It’s been 7 days since Brendan Bjorn got his new custom moulded wheelchair seating after having waited 9 months since his spinal fusion last October 2018. Waiting, in bed, housebound. We have been out a couple of days since he got his seating. The second day we were out, finally getting my haircut and doing a bit of shopping, he became fussy by the end of it. We had been out too long. Just 3 hours – the maximum time length he can be in his chair at this point in his life because he’s grown that fragile. 3 hours.

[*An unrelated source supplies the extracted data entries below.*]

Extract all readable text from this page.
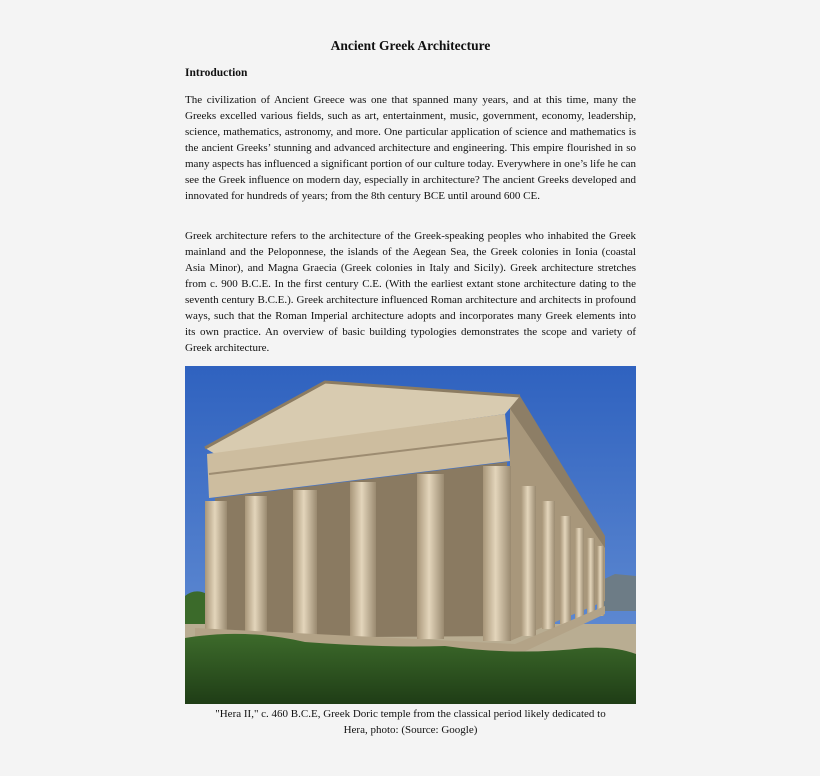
Ancient Greek Architecture
Introduction

The civilization of Ancient Greece was one that spanned many years, and at this time, many the Greeks excelled various fields, such as art, entertainment, music, government, economy, leadership, science, mathematics, astronomy, and more. One particular application of science and mathematics is the ancient Greeks’ stunning and advanced architecture and engineering. This empire flourished in so many aspects has influenced a significant portion of our culture today. Everywhere in one’s life he can see the Greek influence on modern day, especially in architecture? The ancient Greeks developed and innovated for hundreds of years; from the 8th century BCE until around 600 CE.

Greek architecture refers to the architecture of the Greek-speaking peoples who inhabited the Greek mainland and the Peloponnese, the islands of the Aegean Sea, the Greek colonies in Ionia (coastal Asia Minor), and Magna Graecia (Greek colonies in Italy and Sicily). Greek architecture stretches from c. 900 B.C.E. In the first century C.E. (With the earliest extant stone architecture dating to the seventh century B.C.E.). Greek architecture influenced Roman architecture and architects in profound ways, such that the Roman Imperial architecture adopts and incorporates many Greek elements into its own practice. An overview of basic building typologies demonstrates the scope and variety of Greek architecture.

"Hera II," c. 460 B.C.E, Greek Doric temple from the classical period likely dedicated to
Hera, photo: (Source: Google)
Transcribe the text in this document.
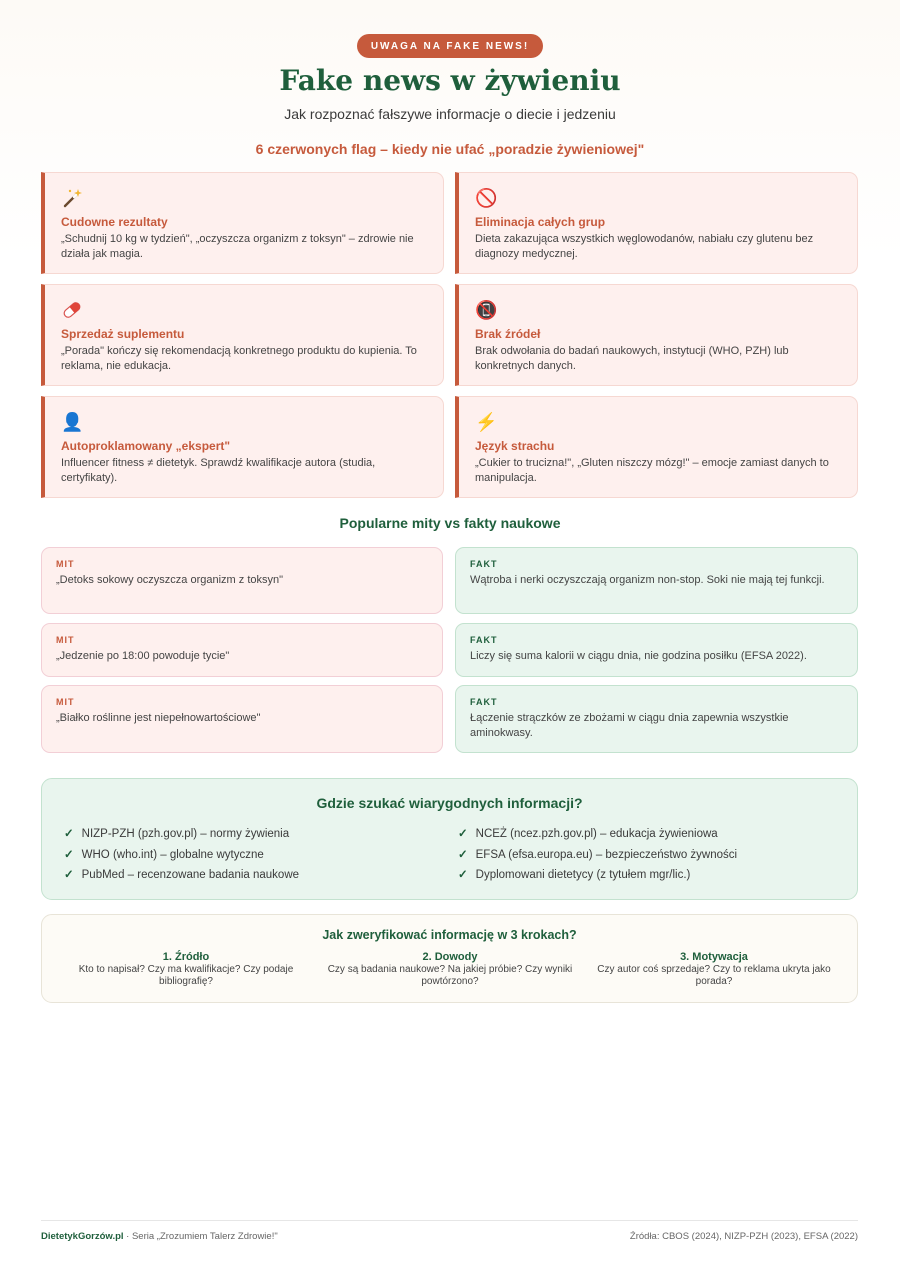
UWAGA NA FAKE NEWS!
Fake news w żywieniu
Jak rozpoznać fałszywe informacje o diecie i jedzeniu
6 czerwonych flag – kiedy nie ufać „poradzie żywieniowej"
Cudowne rezultaty
„Schudnij 10 kg w tydzień", „oczyszcza organizm z toksyn" – zdrowie nie działa jak magia.
🚫
Eliminacja całych grup
Dieta zakazująca wszystkich węglowodanów, nabiału czy glutenu bez diagnozy medycznej.
Sprzedaż suplementu
„Porada" kończy się rekomendacją konkretnego produktu do kupienia. To reklama, nie edukacja.
📵
Brak źródeł
Brak odwołania do badań naukowych, instytucji (WHO, PZH) lub konkretnych danych.
👤
Autoproklamowany „ekspert"
Influencer fitness ≠ dietetyk. Sprawdź kwalifikacje autora (studia, certyfikaty).
⚡
Język strachu
„Cukier to trucizna!", „Gluten niszczy mózg!" – emocje zamiast danych to manipulacja.
Popularne mity vs fakty naukowe
MIT
„Detoks sokowy oczyszcza organizm z toksyn"
FAKT
Wątroba i nerki oczyszczają organizm non-stop. Soki nie mają tej funkcji.
MIT
„Jedzenie po 18:00 powoduje tycie"
FAKT
Liczy się suma kalorii w ciągu dnia, nie godzina posiłku (EFSA 2022).
MIT
„Białko roślinne jest niepełnowartościowe"
FAKT
Łączenie strączków ze zbożami w ciągu dnia zapewnia wszystkie aminokwasy.
Gdzie szukać wiarygodnych informacji?
✓ NIZP-PZH (pzh.gov.pl) – normy żywienia
✓ WHO (who.int) – globalne wytyczne
✓ PubMed – recenzowane badania naukowe
✓ NCEŻ (ncez.pzh.gov.pl) – edukacja żywieniowa
✓ EFSA (efsa.europa.eu) – bezpieczeństwo żywności
✓ Dyplomowani dietetycy (z tytułem mgr/lic.)
Jak zweryfikować informację w 3 krokach?
1. Źródło
Kto to napisał? Czy ma kwalifikacje? Czy podaje bibliografię?
2. Dowody
Czy są badania naukowe? Na jakiej próbie? Czy wyniki powtórzono?
3. Motywacja
Czy autor coś sprzedaje? Czy to reklama ukryta jako porada?
DietetykGorzów.pl · Seria „Zrozumiem Talerz Zdrowie!"	Źródła: CBOS (2024), NIZP-PZH (2023), EFSA (2022)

And while I am truly thankful to have this bit of freedom now, it is just a glimmer of freedom – and it’s a glimmer whose light can be quickly extinguished with one pressure sore opening up, again forcing him to be bedridden.
I’m not being negative.
I’m being realistic.
It will happen again.
I was chatting on Twitter with a friend of mine yesterday. He said something that has stuck with me. We were actually chatting about the upcoming hurling matches and I sent a couple photos of the boys in Cork gear from the time when we lived down there. It was 10 years ago and Brendan Bjorn was a different boy altogether. The conversation went from hurling with this one short message to me: “I can see the journey you’re on. It’s not just BB as he is, it’s BB as he was.”
Yes. A thousand times, YES!
In that one message, it showed me that someone finally understood how, despite being happy to finally have limited freedom with Brendan Bjorn’s new seating, it is – and always will be – bittersweet because the boy he was is always present in my mind as I watch the boy his is now grow more fragile each year.
That is something that most people can’t understand. Dare I say, it’s even something that many newer parents on this journey can’t (yet) understand as they are just starting out, still full of hopes that their child will reach milestones; still working with therapists weekly so their child can meet their full potential. And rightly so. They should be.
But you see, I’ve been there with Brendan Bjorn.
The physio twice a week. The OT/speech once a week. The stander daily. The walker – yes, a walker! The special needs bicycle. The AFOs and botox and serial castings. Watching him be able to grab things out of my hand, bring a biscuit to his own mouth, hold his head up for a few minutes at a time. Seeing him accurately trigger BIGmack switches to relay messages. The travel and adventures taken. And so much more.
But it’s all gone now. That time is past. The hope of milestones and met potential no longer exists. And for me, it hurts like hell to watch my child regress and decline each year despite having worked so hard and having had such faith that the work would make a difference and somehow save my beloved son from the challenging and very restricted life he is now leading.
As I washed his hair tonight, carefully and tenderly holding his head in my left hand as I rinsed with my right hand, it all came rushing at me. The feelings of what it used to be like when he’d lay in his special bathtub laughing, kicking his legs to make the water splash, and laughing with abandon. Yes, beautiful, precious memories I shall treasure as long as I live. But like my friend said about this journey, It’s not just BB as he is, it’s BB as he was.